Single by Bresh and Shune

from the album Mediterraneo
- Released: 27 January 2023
- Length: 3:20
- Label: Epic; Sony;
- Songwriters: Andrea Emanuele Brasi; Luca Ghiazzi; Luca Di Biasi; Luca Carosio;
- Producer: Shune

Bresh singles chronology
| "Vuoto dentro" (2022) | "Guasto d'amore" (2023) | "Altamente mia" (2023) |

Music video
- "Guasto d'amore" on YouTube

= Guasto d'amore =

"Guasto d'amore" (eng. "love breakdown") is a song written and recorded by Italian singer Bresh and Italian record producer Shune. It was released by Epic and Sony on 27 January 2023 as the lead single from the artist's third studio album Mediterraneo.

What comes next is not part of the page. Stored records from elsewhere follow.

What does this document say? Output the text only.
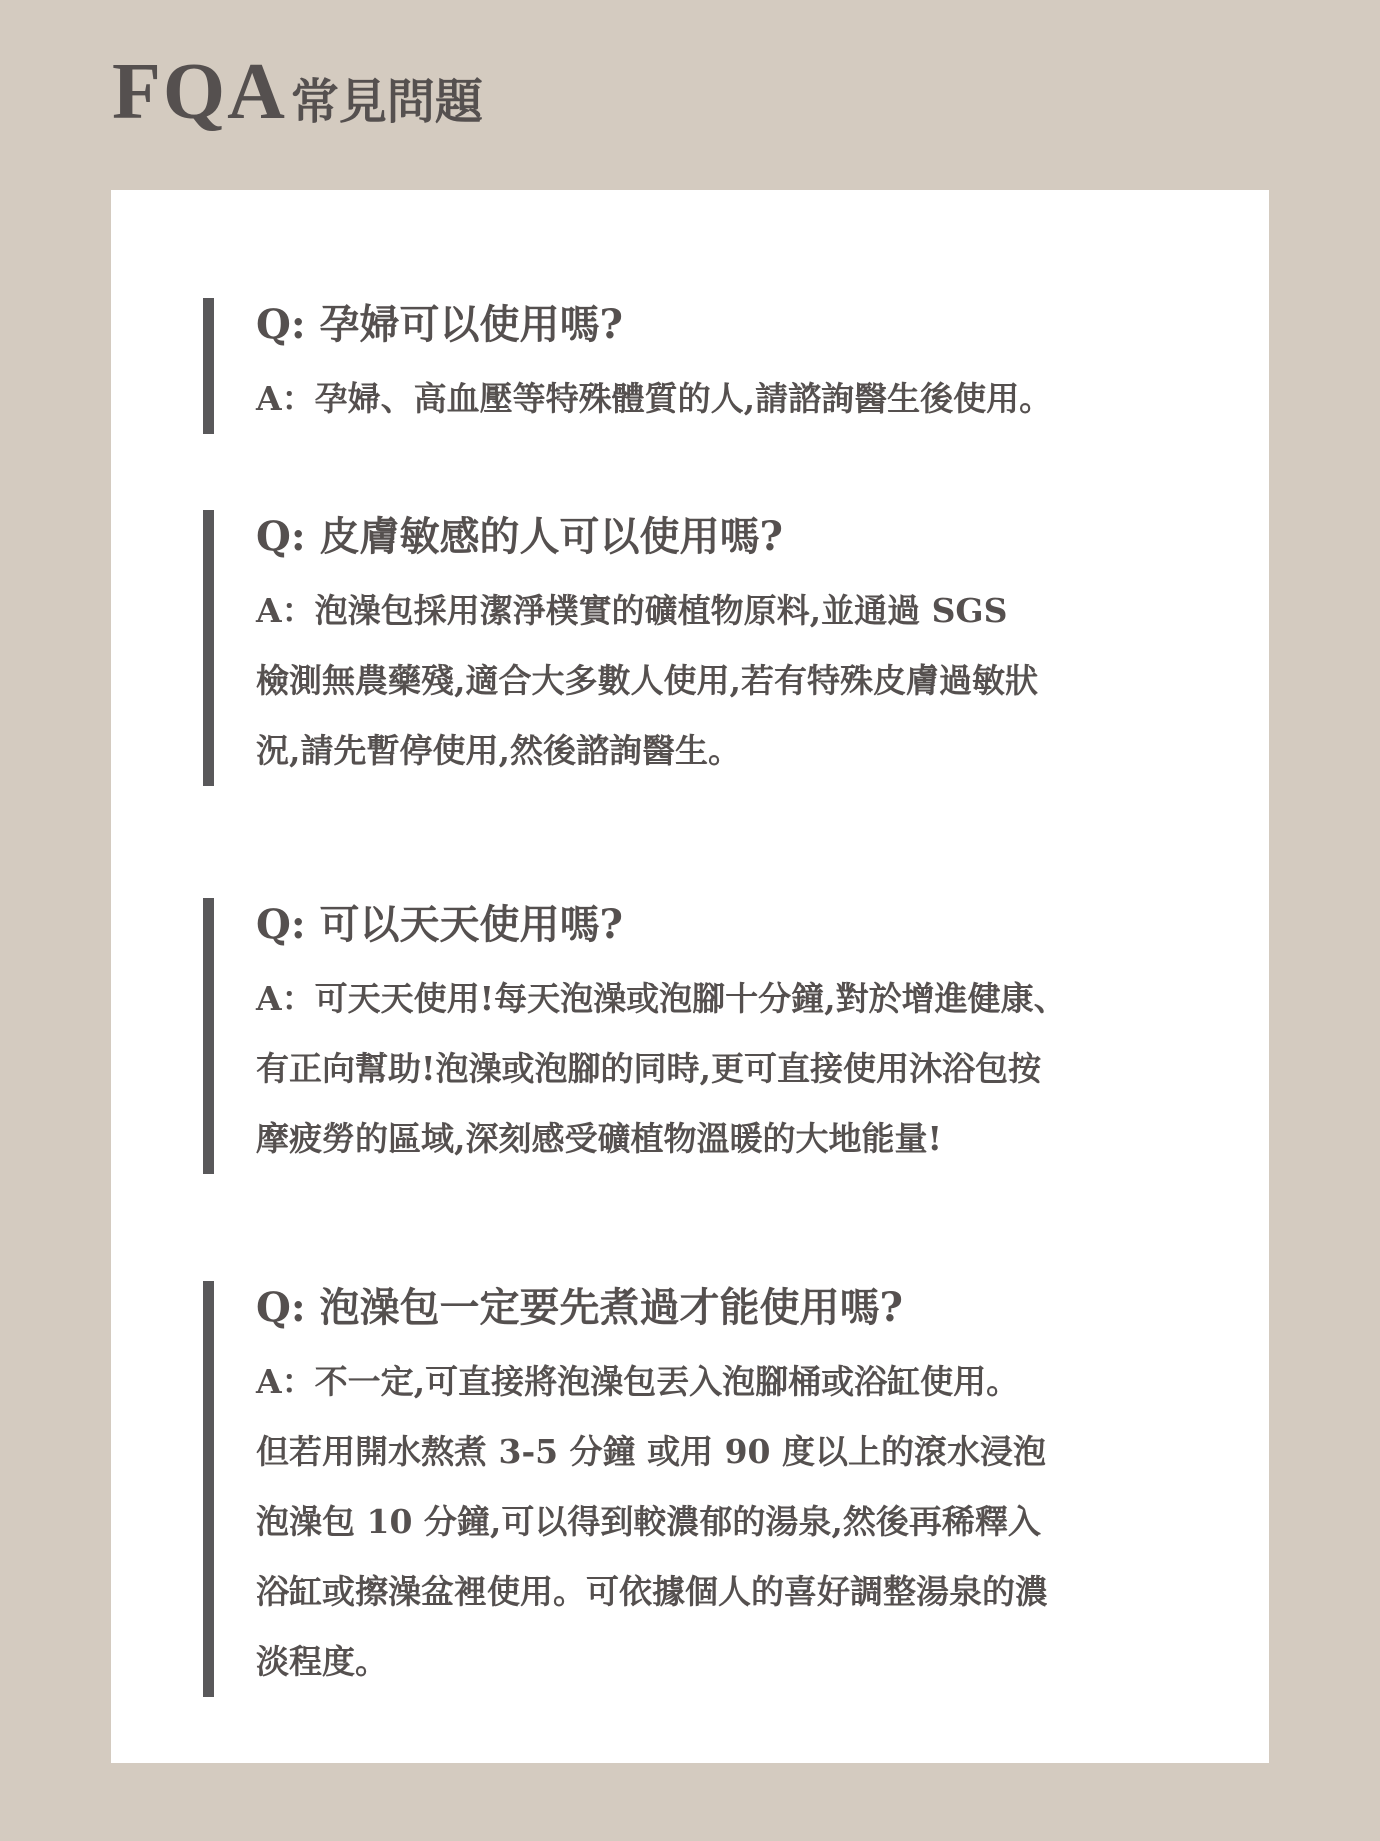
FQA常見問題

Q: 孕婦可以使用嗎?

A：孕婦、高血壓等特殊體質的人,請諮詢醫生後使用。

Q: 皮膚敏感的人可以使用嗎?

A：泡澡包採用潔淨樸實的礦植物原料,並通過 SGS
檢測無農藥殘,適合大多數人使用,若有特殊皮膚過敏狀
況,請先暫停使用,然後諮詢醫生。

Q: 可以天天使用嗎?

A：可天天使用!每天泡澡或泡腳十分鐘,對於增進健康、
有正向幫助!泡澡或泡腳的同時,更可直接使用沐浴包按
摩疲勞的區域,深刻感受礦植物溫暖的大地能量!

Q: 泡澡包一定要先煮過才能使用嗎?

A：不一定,可直接將泡澡包丟入泡腳桶或浴缸使用。
但若用開水熬煮 3-5 分鐘 或用 90 度以上的滾水浸泡
泡澡包 10 分鐘,可以得到較濃郁的湯泉,然後再稀釋入
浴缸或擦澡盆裡使用。可依據個人的喜好調整湯泉的濃
淡程度。
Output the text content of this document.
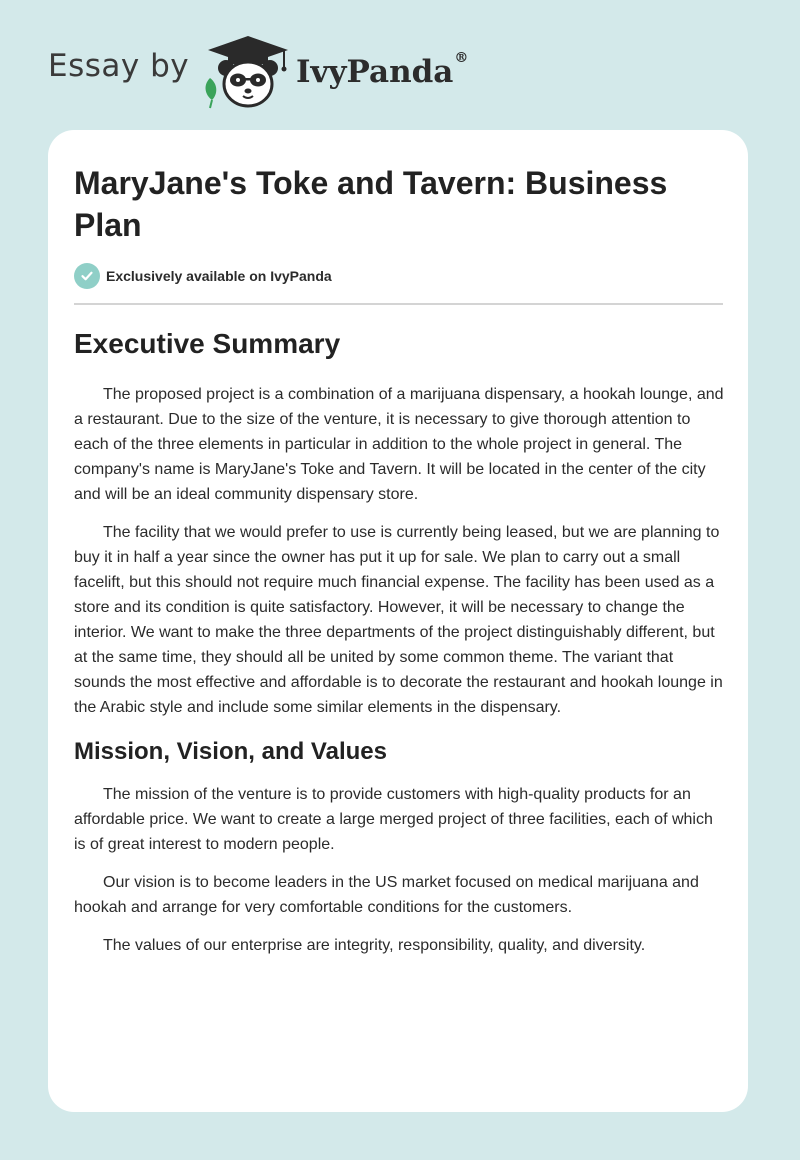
Essay by	IvyPanda®
MaryJane's Toke and Tavern: Business Plan
Exclusively available on IvyPanda
Executive Summary

The proposed project is a combination of a marijuana dispensary, a hookah lounge, and a restaurant. Due to the size of the venture, it is necessary to give thorough attention to each of the three elements in particular in addition to the whole project in general. The company's name is MaryJane's Toke and Tavern. It will be located in the center of the city and will be an ideal community dispensary store.

The facility that we would prefer to use is currently being leased, but we are planning to buy it in half a year since the owner has put it up for sale. We plan to carry out a small facelift, but this should not require much financial expense. The facility has been used as a store and its condition is quite satisfactory. However, it will be necessary to change the interior. We want to make the three departments of the project distinguishably different, but at the same time, they should all be united by some common theme. The variant that sounds the most effective and affordable is to decorate the restaurant and hookah lounge in the Arabic style and include some similar elements in the dispensary.

Mission, Vision, and Values

The mission of the venture is to provide customers with high-quality products for an affordable price. We want to create a large merged project of three facilities, each of which is of great interest to modern people.

Our vision is to become leaders in the US market focused on medical marijuana and hookah and arrange for very comfortable conditions for the customers.

The values of our enterprise are integrity, responsibility, quality, and diversity.
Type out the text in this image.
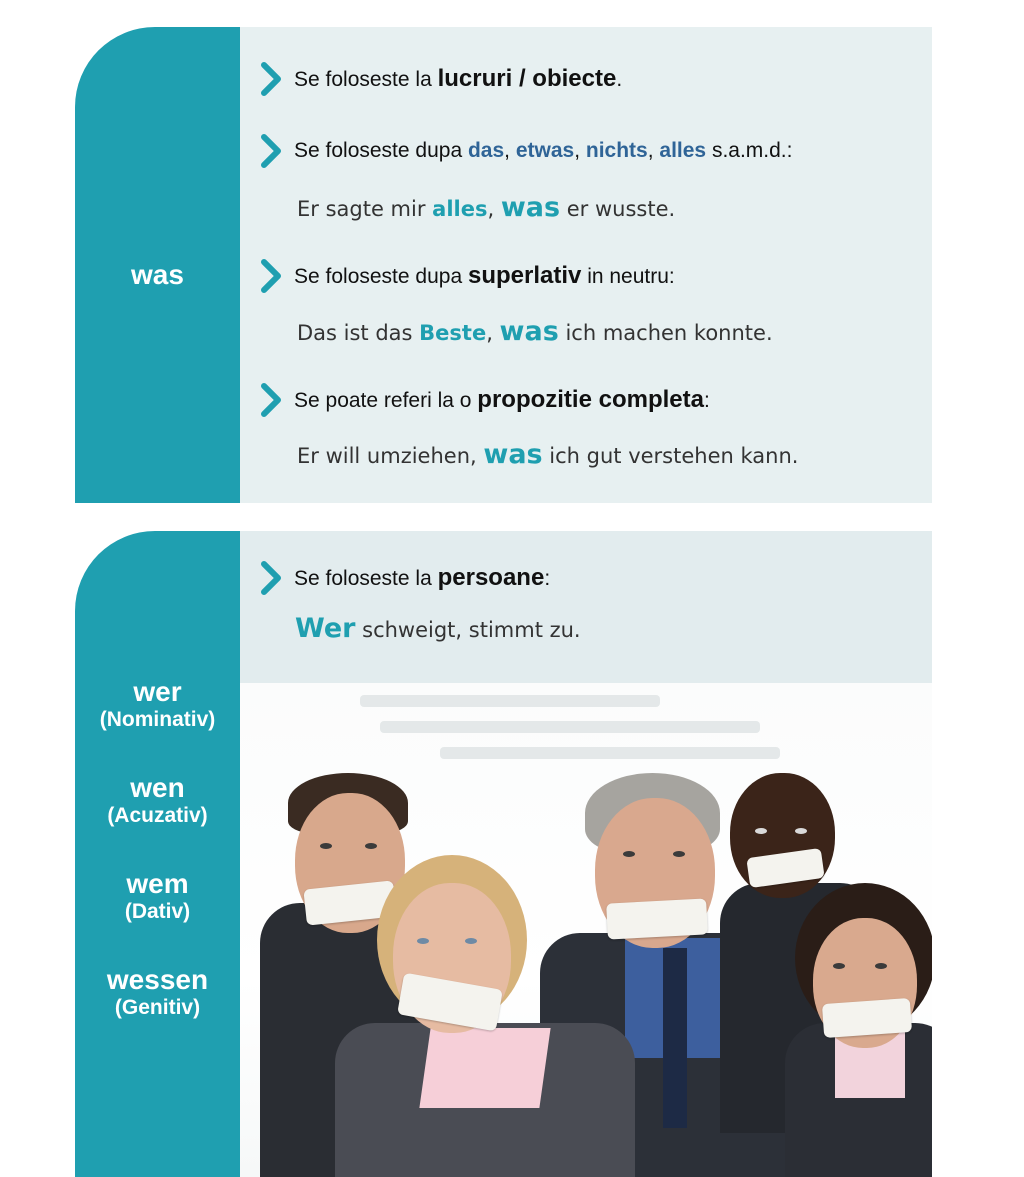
was
Se foloseste la lucruri / obiecte.
Se foloseste dupa das, etwas, nichts, alles s.a.m.d.:
Er sagte mir alles, was er wusste.
Se foloseste dupa superlativ in neutru:
Das ist das Beste, was ich machen konnte.
Se poate referi la o propozitie completa:
Er will umziehen, was ich gut verstehen kann.
wer
(Nominativ)
wen
(Acuzativ)
wem
(Dativ)
wessen
(Genitiv)
Se foloseste la persoane:
Wer schweigt, stimmt zu.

It was written by Bresh, Shune, Luca Di Biasi and Luca Carosio, as a love song to the soccer team Genoa CFC. It topped the Italian singles chart and was certified quintuple platinum in Italy.

==Music video==
The music video for "Guasto d'amore", directed by Simone Mariano, was released on 21 February 2023 via Bresh's YouTube channel.

==Charts==
===Weekly charts===

Weekly chart performance for "Guasto d'amore"
| Chart (2023) | Peak position |
|---|---|
| Italy (FIMI) | 1 |

===Year-end charts===

2023 year-end chart performance for "Guasto d'amore"
| Chart (2023) | Position |
|---|---|
| Italy (FIMI) | 14 |

2024 year-end chart performance for "Guasto d'amore"
| Chart (2024) | Position |
|---|---|
| Italy (FIMI) | 97 |

==Certifications==

| Region | Certification | Certified units/sales |
| Italy (FIMI) | 5× Platinum | 500,000^{‡} |
^{‡} Sales+streaming figures based on certification alone.